We are already storing up enormous issues with the rise of SIPP schemes, where the governments have passed ownership and control of pensions onto the individual rather than the state (by, for instance, raising NI TO THE 5% contribution levels most SIPP contributors pay into their own scheme). I simply do not understand how labour did not riot on that one. The money made by financial companies off the backs of the poor and low paid for management fees, annual fees, admin fees etc to administer a SIPP for everyone in uk is appalling. The risks of pensions investment failure is now pinpointed on a single pension holder rather than across an entire population. The risk is shorter term ,not long time like a NI scheme.

justnhow many owners of SIPPs really understand how their pension will be taken, when they can take it, how much it will be worth? Do people understand that their retirement day will have to be influenced by when their investments are doing well, vs not retiring at all if their planned retirement age coincides with a market crash? Do people notmunderstmadnthenhugemrisksmtheyre forced to carry. It is simply obscene and screwing over the poor to line the pockets of the rich, agian.

fight for your state pension. Fight it in the way that WASPI women fought for equal pay in the 1970s, fight for it in the way that women fought against being disbarred for employment once they married/had children.

it makes no sense to remove it, other tha. To line the wealthy’s pockets even more.

BlueBadgeHolder · 21/03/2024 19:38

@DigitalDust I left school and started at a factory. The boys from my class were automatically given a higher paid role than the girls. Bernard Matthews factory. Discrimination was still very real. We did not have equal pay.
There were various high profile cases in the nineties and that did help to change things.
Maybe you should listen to women who were there rather than just read wikipedia?

HalfAVirgin · 21/03/2024 19:38

I am a 'peak' millennial born in the late 80s,the daughter of a WASPI woman.
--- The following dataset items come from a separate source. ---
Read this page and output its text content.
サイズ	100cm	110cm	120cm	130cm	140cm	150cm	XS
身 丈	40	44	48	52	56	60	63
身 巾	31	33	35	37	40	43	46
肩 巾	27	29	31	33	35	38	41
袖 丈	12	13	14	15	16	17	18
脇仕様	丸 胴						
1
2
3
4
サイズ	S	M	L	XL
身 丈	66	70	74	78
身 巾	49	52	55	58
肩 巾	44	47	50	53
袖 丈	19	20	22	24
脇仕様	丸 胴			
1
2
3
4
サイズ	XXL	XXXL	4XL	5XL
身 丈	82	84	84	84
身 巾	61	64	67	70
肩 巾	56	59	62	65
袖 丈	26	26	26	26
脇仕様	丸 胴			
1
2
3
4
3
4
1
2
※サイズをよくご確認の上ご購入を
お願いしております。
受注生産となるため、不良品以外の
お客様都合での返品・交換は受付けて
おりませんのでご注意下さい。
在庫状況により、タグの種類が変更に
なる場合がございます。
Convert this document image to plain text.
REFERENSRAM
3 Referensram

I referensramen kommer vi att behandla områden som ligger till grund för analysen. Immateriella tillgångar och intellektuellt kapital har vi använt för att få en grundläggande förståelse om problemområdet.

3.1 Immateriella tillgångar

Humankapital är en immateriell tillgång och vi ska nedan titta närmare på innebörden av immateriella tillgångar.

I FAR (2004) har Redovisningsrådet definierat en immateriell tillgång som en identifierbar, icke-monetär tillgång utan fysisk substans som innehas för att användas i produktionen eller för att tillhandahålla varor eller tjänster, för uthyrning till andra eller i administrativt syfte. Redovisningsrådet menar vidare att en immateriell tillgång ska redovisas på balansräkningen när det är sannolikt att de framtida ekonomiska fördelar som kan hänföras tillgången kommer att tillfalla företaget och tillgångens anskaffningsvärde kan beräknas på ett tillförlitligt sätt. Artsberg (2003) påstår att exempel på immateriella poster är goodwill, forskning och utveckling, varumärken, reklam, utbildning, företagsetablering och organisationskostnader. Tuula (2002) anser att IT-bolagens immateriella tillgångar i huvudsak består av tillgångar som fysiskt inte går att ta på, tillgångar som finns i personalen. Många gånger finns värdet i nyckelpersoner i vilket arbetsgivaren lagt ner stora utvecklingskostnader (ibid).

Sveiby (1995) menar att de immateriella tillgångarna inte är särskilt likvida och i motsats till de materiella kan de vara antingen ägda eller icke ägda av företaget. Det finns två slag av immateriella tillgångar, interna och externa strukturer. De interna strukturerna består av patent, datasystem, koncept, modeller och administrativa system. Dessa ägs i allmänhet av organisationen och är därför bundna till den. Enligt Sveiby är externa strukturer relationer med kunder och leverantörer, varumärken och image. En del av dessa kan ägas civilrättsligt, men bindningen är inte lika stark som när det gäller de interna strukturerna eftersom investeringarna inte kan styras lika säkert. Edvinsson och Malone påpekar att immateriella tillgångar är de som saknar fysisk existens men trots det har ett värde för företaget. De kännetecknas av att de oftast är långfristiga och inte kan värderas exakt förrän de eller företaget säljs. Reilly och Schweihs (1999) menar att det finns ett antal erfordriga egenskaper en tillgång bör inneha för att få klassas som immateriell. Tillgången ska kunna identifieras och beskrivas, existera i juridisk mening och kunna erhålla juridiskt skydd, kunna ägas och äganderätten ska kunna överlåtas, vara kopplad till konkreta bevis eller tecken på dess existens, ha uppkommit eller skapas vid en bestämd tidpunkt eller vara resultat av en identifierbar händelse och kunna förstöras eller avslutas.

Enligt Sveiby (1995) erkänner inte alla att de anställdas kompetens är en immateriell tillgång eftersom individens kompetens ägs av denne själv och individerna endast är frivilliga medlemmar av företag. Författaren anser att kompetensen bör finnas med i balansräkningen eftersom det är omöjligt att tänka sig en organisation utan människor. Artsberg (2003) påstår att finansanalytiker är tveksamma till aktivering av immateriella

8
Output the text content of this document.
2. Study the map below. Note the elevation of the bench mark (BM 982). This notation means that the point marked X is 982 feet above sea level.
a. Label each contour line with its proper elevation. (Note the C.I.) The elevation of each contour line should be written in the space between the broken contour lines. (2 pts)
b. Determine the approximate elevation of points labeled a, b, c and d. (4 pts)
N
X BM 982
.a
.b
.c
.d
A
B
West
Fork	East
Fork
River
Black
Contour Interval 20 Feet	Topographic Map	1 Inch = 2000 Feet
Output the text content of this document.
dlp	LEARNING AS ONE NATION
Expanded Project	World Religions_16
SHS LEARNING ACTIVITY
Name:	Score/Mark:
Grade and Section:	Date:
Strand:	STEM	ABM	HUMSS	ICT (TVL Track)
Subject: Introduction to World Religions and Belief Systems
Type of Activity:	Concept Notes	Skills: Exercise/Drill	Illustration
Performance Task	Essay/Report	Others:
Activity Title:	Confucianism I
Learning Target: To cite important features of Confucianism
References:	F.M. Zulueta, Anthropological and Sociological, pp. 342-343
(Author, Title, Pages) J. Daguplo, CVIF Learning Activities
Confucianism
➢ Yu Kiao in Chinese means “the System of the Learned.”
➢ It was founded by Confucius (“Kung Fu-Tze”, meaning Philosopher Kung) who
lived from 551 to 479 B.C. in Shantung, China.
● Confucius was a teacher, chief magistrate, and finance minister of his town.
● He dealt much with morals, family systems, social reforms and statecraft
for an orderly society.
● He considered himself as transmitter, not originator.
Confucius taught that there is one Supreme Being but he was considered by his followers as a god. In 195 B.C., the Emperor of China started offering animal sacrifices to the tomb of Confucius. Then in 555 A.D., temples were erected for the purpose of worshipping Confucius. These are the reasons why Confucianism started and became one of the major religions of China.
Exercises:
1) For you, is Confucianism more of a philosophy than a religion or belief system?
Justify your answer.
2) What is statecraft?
I was delighted to see the verdict of the report today and support the WASPI campaign 100%. Not just for the way the changes were brought in, which I believe to have been unfair, but for the fact that changing the pension age for these women was so say in the name of equality. Absolutely disgraceful when these women never saw anything like equality in their working lives. Some started work before the equal pay act. Even after that the sexism they faced at work was awful. Far fewer opportunities in the kind of careers they could choose and the seniority they could achieve. Rubbish maternity rights. No such thing as shared paternity leave. Nothing was 'equal' in their experiences of the workplace.

Even now the gender pay gap exists, sexism is there. It certainly was when I was thinking about my career options 20 years ago.

For those who think there will be no state pension for us, we should be fighting for it then, shouldn't we? The way the WASPIs have for their cause.